C. Nilai, Moral dan Norma


Nilai adalah sesuatu yang penting, sehingga menarik dan
membangkitkan keaktifan manusia untuk mewujudkannya. Maka nilai itu
nampak sebagai tujuan dari tindakan kita. Kita menganggap

sesuatu bernilai, karena ada suatu dinamika afektif yang


membuat kita menilai objek tersebut sebagai bernilai. Objek
yang bernilai itu selaras dengan dinamika afektif kita. Nilai itu
bersifat subjektif, sebab menyangkut keselarasan dengan suatu
sikap batin, dengan kecenderungan serta kehendak insani orang
bersangkutan..

Pengertian moral, menurut Suseno adalah ukuran baikburuknya


seseorang, baik sebagai pribadi maupun sebagai
warga masyarakat, dan warga negara. Sedangkan pendidikan
moral adalah pendidikan untuk menjadaikan anak manusia
bermoral dan manusiawi. Moral adalah prinsip baik-buruk yang
ada dan melekat dalam diri individu/seseorang. Walaupun moral
itu berada dalam diri individu, tetapi moral berada dalam suatu
sistem yang berwujud aturan. Moral dan moralitas memiliki
sedikit perbedaan, karena moral adalah prinsip baik-buruk
sedangkan moralitas merupakan kualitas pertimbangan baikburuk.
Dengan demikian, hakekat dan makna moralitas bisa
dilihat dari cara individu yang memiliki moral dalam mematuhi
maupun menjalankan aturan.
Pengertian norma adalah tolok ukur/alat untuk mengukur
benar salahnya suatu sikap dan tindakan manusia. Norma juga
bisa diartikan sebagai aturan yang berisi rambu-rambu yang
menggambarkan ukuran tertentu, yang di dalamnya terkandung
nilai benar/salah. Dalam hidup sehari-hari manusia membedakan
berbagai macam norma, yaitu norma teknis dan norma-norma
berlaku umum.
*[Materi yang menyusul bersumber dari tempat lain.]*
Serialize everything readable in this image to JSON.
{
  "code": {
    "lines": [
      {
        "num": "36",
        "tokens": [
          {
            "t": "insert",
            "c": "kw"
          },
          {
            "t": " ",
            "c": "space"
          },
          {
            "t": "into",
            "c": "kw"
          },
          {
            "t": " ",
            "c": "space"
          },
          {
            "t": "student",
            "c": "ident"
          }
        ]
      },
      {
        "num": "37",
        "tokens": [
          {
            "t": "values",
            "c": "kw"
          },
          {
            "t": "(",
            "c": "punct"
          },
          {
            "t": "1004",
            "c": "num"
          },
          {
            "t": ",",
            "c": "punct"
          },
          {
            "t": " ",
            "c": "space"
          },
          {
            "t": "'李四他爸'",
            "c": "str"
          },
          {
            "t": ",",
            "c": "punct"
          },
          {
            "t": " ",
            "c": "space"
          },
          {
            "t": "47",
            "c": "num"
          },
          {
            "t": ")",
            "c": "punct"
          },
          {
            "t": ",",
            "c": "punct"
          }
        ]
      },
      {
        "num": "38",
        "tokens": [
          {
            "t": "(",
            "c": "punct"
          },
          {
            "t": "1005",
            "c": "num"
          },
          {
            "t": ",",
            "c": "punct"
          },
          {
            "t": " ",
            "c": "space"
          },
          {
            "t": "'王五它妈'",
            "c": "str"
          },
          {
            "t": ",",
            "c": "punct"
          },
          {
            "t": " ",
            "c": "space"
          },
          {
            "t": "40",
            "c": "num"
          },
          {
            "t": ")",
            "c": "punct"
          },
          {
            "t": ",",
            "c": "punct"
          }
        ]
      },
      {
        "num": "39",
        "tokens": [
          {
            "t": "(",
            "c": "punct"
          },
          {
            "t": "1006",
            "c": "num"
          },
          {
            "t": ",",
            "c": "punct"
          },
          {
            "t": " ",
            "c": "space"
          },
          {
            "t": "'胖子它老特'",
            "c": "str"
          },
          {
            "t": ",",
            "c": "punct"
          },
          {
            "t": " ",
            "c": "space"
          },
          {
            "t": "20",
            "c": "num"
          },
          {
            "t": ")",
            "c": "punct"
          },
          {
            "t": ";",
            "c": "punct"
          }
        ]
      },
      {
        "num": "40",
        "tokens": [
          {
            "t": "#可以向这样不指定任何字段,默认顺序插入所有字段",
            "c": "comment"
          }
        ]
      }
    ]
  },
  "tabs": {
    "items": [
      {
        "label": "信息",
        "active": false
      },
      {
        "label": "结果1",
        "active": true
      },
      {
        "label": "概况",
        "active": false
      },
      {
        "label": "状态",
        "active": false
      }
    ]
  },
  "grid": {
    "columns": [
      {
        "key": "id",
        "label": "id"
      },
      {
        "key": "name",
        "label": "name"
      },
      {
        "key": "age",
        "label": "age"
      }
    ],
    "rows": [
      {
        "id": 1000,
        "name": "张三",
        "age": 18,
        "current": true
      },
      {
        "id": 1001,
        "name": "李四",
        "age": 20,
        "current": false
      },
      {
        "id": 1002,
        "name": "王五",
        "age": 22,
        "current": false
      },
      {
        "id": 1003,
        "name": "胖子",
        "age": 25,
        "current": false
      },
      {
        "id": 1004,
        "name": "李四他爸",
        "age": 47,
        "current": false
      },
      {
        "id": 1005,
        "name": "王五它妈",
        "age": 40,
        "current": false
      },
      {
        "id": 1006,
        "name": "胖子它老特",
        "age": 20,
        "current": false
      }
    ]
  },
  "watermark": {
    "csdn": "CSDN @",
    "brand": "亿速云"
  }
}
Norma teknis hanya berlaku untuk mencapai
tujuan-tujuan tertentu atau untuk kegiatan-kegiatan sementara
dan terbatas, misalnya norma teknis dalam permainan sepak
bola. Sedangkan norma-norma yang berlaku umum bagi semua
warga negara dapat dibagi menjadi empat yakni : Norma Agama,
Norma Kesusilaan, Norma Kesopanan dan Norma Hukum.
Norma agama berlaku, karena kita sebagai hamba Allah yang
wajib bertaqwa dan tunduk pada aturan agama. Norma kesusilaan
berlaku, karena kita sebagai makhluk yang paling sempurna di
muka bumi jadi kita harus saling menghormati tidak merenggut
hak orang lain. Norma kesopanan hanya berlaku atas dasar
kebiasaan dan menurut pendapat kebanyakan orang. Norma
hukum ditetapkan dan dirumuskan oleh otoritas masyarakat,
yang pelaksanaanya dapat dituntut oleh pelanggarnya ditindak
dengan pasti oleh penguasa sah dalam masyarakat (Pemerintah).